As I see it, he’s gone and served in the army where he met [his wife] Romaine, who’s very strongminded so for him it was a breath of fresh air to find such a strong, independent woman. At the point we find him in the play, he has been accused of killing a 56-year-old woman while at the same time being completely in awe of his wife and also wanting on some level still to be the strongman.

So is he at odds with himself?
The thing about Leonard is that he has been through the mill: he has had a difficult childhood, served in the army and for his country and was rarely looked after – and that’s all before we meet him. He’s a complex character, and what actor doesn’t love parts that are complex?

Do you think Leonard is guilty or not guilty?
I can’t really even go there, but I would say he is not guilty. I mean, who knows, obviously, but, yeah, that’s what I would say.

Did you watch the 1957 Billy Wilder film by way of preparation?
I did, but it’s very different, as you know. I also watched a BBC TV adaptation. The TV version tends to skirt over certain bits and the ending is completely different, so what I have found is that it’s all in the text; as with most theater, the discovery is in the text.

Given that we find Leonard on trial in the play, have you ever yourself had a brush with the law?
[Laughs.] You know what, I’ve actually been a very good boy!
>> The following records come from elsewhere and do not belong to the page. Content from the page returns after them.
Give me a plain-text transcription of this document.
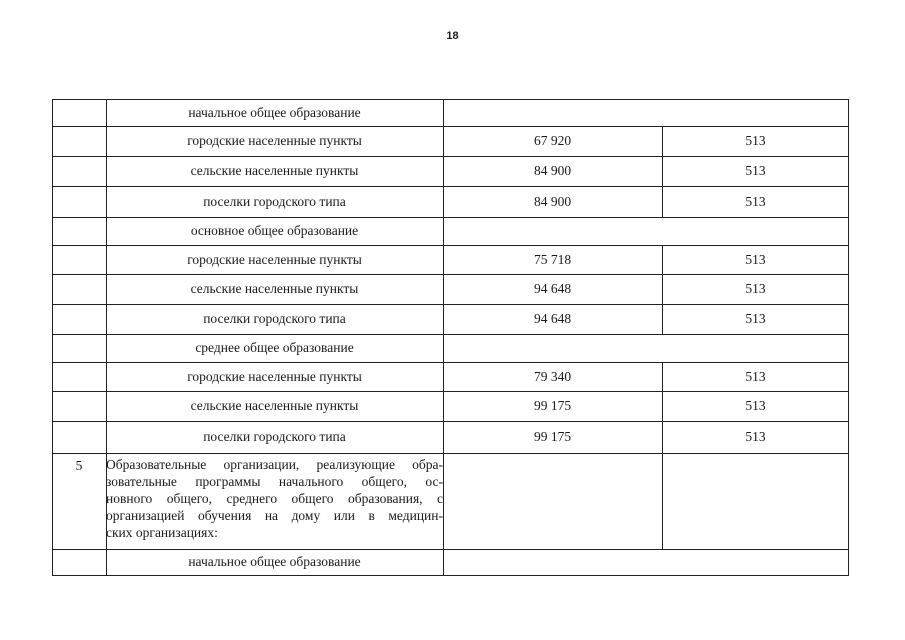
18
начальное общее образование
городские населенные пункты	67 920	513
сельские населенные пункты	84 900	513
поселки городского типа	84 900	513
основное общее образование
городские населенные пункты	75 718	513
сельские населенные пункты	94 648	513
поселки городского типа	94 648	513
среднее общее образование
городские населенные пункты	79 340	513
сельские населенные пункты	99 175	513
поселки городского типа	99 175	513
5	Образовательные организации, реализующие обра-
зовательные программы начального общего, ос-
новного общего, среднего общего образования, с
организацией обучения на дому или в медицин-
ских организациях:
начальное общее образование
Listen, we’ve all been young and have done stupid things: I was very much part of the “egging” phase [throwing eggs at property and the like] when I was about 10, so that was 15 or 16 years ago. But I’ve never been in the dock and I haven’t been in a cell—yet.

Is it unusual for you in this instance to be younger than the character you are playing [Leonard is 27]?
I guess it is, yes. My first job when I came out of drama school was playing a 16-year-old when I was 21, so looking young has tended to help me along the way. The thing with Leonard is that he’s older than I am, but has a boyish charm, so I’ve aged my face with make-up and was very particular about that; I wanted him to look a little bit haggard.
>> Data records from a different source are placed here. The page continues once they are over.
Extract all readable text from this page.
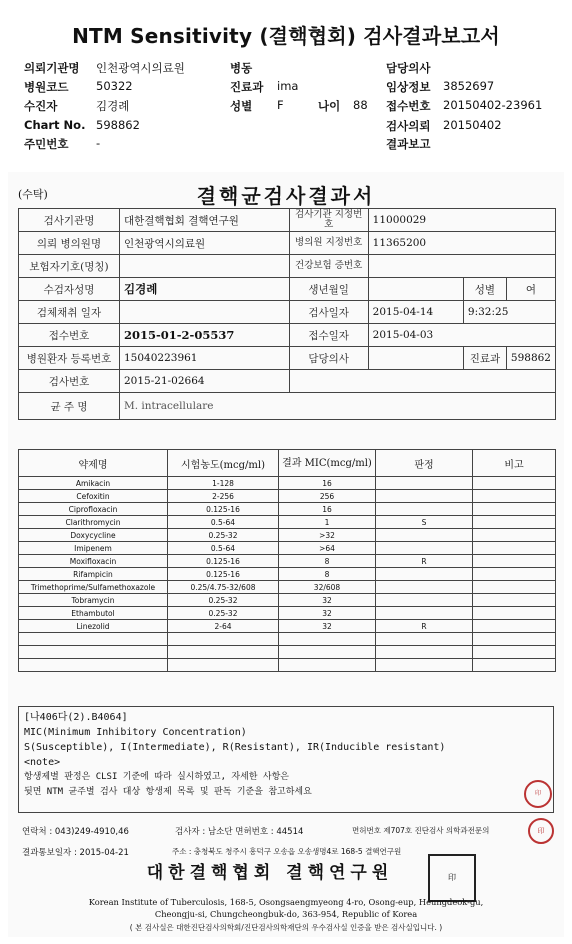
NTM Sensitivity (결핵협회) 검사결과보고서
의뢰기관명 인천광역시의료원	병동	담당의사
병원코드 50322	진료과 ima	임상정보 3852697
수진자	김경례	성별 F	나이 88 접수번호 20150402-23961
Chart No. 598862	검사의뢰 20150402
주민번호 -	결과보고
(수탁)	결핵균검사결과서
검사기관명	대한결핵협회 결핵연구원	검사기관 지정번호	11000029		
의뢰 병의원명	인천광역시의료원	병의원 지정번호	11365200		
보험자기호(명칭)		건강보험 증번호			
수검자성명	김경례	생년월일		성별	여
검체채취 일자		검사일자	2015-04-14	9:32:25	
접수번호	2015-01-2-05537	접수일자	2015-04-03		
병원환자 등록번호	15040223961	담당의사		진료과	598862
검사번호	2015-21-02664				
균 주 명	M. intracellulare				
약제명	시험농도(mcg/ml)	결과 MIC(mcg/ml)	판정	비고
Amikacin	1-128	16		
Cefoxitin	2-256	256		
Ciprofloxacin	0.125-16	16		
Clarithromycin	0.5-64	1	S	
Doxycycline	0.25-32	>32		
Imipenem	0.5-64	>64		
Moxifloxacin	0.125-16	8	R	
Rifampicin	0.125-16	8		
Trimethoprime/Sulfamethoxazole	0.25/4.75-32/608	32/608		
Tobramycin	0.25-32	32		
Ethambutol	0.25-32	32		
Linezolid	2-64	32	R	

[나406다(2).B4064]
MIC(Minimum Inhibitory Concentration)
S(Susceptible), I(Intermediate), R(Resistant), IR(Inducible resistant)
<note>
항생제별 판정은 CLSI 기준에 따라 실시하였고, 자세한 사항은
뒷면 NTM 균주별 검사 대상 항생제 목록 및 판독 기준을 참고하세요	印
연락처 : 043)249-4910,46	검사자 : 남소단 면허번호 : 44514	면허번호 제707호 진단검사 의학과전문의	印
결과통보일자 : 2015-04-21	주소 : 충청북도 청주시 흥덕구 오송읍 오송생명4로 168-5 결핵연구원
대한결핵협회 결핵연구원	印
Korean Institute of Tuberculosis, 168-5, Osongsaengmyeong 4-ro, Osong-eup, Heungdeok-gu,
Cheongju-si, Chungcheongbuk-do, 363-954, Republic of Korea
( 본 검사실은 대한진단검사의학회/진단검사의학재단의 우수검사실 인증을 받은 검사실입니다. )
Why do you think this production has been such a continued surprise success?
There a few factors. First is that the set sells the show: I mean, if you put this production in a normal theater, it would be completely different and nowhere near as good, no matter who was on stage.

You mean the fact that you feel as if you are in an actual courtroom?
Yes: we’re in a debating chamber, which couldn’t get any more perfect. When I first got the job, I was talking to people about it and they said, “Yeah, I heard about that; it’s got a really cool set.” My friends back at home in Gravesend in Kent have no interest in the theater, but they pay a little bit of attention to it because I’m doing it and they knew about the buzz generated by the atmosphere itself.
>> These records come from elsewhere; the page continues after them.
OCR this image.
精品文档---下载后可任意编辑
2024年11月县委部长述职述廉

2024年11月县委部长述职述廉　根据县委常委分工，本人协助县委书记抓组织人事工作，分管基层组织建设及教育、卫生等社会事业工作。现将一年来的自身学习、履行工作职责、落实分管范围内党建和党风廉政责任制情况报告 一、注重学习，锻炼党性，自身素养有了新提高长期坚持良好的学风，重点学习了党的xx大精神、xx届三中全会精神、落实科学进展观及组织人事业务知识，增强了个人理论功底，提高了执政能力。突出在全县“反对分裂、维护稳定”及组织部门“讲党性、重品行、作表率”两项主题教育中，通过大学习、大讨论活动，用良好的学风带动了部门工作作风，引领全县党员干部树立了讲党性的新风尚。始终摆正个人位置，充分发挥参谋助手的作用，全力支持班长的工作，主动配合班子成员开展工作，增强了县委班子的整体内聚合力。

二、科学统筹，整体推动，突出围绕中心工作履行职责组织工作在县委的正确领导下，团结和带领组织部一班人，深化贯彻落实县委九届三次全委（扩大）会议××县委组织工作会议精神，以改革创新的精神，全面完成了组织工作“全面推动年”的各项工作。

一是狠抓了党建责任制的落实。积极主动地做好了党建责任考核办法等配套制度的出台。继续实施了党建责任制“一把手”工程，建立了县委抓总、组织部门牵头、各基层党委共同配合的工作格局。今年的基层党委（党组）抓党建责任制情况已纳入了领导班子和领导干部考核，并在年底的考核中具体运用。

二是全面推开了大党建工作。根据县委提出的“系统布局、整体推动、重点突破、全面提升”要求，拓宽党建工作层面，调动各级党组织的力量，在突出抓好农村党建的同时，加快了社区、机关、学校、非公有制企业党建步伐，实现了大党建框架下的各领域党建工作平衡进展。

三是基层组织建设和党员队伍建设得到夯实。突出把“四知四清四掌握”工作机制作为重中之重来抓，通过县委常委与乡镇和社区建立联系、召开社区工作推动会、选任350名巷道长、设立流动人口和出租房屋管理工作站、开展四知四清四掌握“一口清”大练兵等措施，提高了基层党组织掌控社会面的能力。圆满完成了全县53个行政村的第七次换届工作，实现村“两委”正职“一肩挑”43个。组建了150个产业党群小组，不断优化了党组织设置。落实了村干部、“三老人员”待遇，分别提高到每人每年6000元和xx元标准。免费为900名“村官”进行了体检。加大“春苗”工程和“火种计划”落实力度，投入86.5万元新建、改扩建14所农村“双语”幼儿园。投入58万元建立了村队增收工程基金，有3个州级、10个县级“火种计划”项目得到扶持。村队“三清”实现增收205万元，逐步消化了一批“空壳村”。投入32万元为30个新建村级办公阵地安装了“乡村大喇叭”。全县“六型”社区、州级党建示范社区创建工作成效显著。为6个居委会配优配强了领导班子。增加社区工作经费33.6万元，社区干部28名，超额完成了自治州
What about the story itself?
I’ve noticed that there aren’t actually that many straight plays in London, and this is certainly one, so for someone like me who isn’t especially interested in musicals the choice is quite limited. Add to that the name value of someone like Agatha [Christie], and you know that you’ve got something guaranteed to get your mind ticking a bit—and that automatically makes the audience feel a bit more alive.

This is a period piece but do you feel as if you might like to graduate next to something modern?
I’ve got a mate who’s just been in a play called Pity at the Royal Court, and that’s a place I would love to work. But the thing with me is that I love acting and playing different parts to different audiences to different vibes: that’s what I live for.